Paul permitted the yearning compassion of the Savior for lost souls to invade every compartment and to fully captivate his heart. Paul considered himself to be under the burden of an oppressive debt to a lost world made up of Greeks and barbarians, wise and unwise, Jews and Gentiles – a debt that could be paid only by the proclamation of the gospel, the power of God unto salvation to everyone who believes. It was he who said, “I have great heaviness and continual sorrow in my heart. For I could wish that myself where accursed from Christ for my brethren, my kinsmen according to the flesh” (Rom. 9:2-3). “Brethren, my heart’s desire and prayer to God for Israel is, that they might be saved” (10:1). He also said, “To the weak became I as weak, that I might gain the weak: I am made all things to all men, that I might by all means save some” (1 Cor. 9:22). Because of this compassionate concern for a lost world, Paul could say, “Christ shall be magnified in my body, whether it be by life, or by death” (Phil. 1:20).

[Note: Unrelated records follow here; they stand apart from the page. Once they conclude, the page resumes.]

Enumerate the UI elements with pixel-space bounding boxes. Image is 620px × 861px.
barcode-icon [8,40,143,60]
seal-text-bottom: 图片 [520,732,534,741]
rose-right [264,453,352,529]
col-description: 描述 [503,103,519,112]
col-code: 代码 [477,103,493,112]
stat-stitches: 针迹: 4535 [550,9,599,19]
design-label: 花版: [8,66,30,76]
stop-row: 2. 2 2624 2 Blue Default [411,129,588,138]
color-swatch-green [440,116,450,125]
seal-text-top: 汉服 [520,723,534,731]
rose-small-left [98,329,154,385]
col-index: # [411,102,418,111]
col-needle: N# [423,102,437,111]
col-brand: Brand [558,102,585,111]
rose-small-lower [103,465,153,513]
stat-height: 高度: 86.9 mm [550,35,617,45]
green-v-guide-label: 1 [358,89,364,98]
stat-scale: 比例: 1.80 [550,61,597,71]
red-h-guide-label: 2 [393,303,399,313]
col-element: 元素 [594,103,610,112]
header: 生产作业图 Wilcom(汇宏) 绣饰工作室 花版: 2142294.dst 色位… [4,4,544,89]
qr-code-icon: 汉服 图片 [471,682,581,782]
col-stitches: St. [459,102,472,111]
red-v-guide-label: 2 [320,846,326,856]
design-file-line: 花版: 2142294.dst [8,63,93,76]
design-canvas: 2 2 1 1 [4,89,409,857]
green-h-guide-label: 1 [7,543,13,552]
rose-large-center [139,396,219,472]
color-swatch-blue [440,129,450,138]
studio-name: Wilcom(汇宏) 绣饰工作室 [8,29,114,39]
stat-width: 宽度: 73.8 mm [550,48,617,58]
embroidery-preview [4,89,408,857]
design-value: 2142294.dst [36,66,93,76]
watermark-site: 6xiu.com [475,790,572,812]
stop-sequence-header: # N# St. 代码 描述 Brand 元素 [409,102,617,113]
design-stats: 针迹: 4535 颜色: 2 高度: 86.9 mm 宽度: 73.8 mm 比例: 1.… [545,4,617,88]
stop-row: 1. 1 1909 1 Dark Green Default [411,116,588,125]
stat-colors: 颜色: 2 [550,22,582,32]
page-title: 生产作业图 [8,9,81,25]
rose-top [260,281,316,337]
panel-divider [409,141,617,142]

Through the centuries when people have permitted the compassion of Christ for unsaved souls to permeate and saturate their hearts, the church has been blessed, souls have been saved, the citadels of evil have been stormed, the moral standards have been raised, and God’s work has moved forward in a mighty way. On the other hand, when the disciples of our Lord have ignored the perils to which the souls of people are exposed, their compassion has been chilled and their evangelistic zeal has died, and the church has suffered a stroke, resulting in paralysis.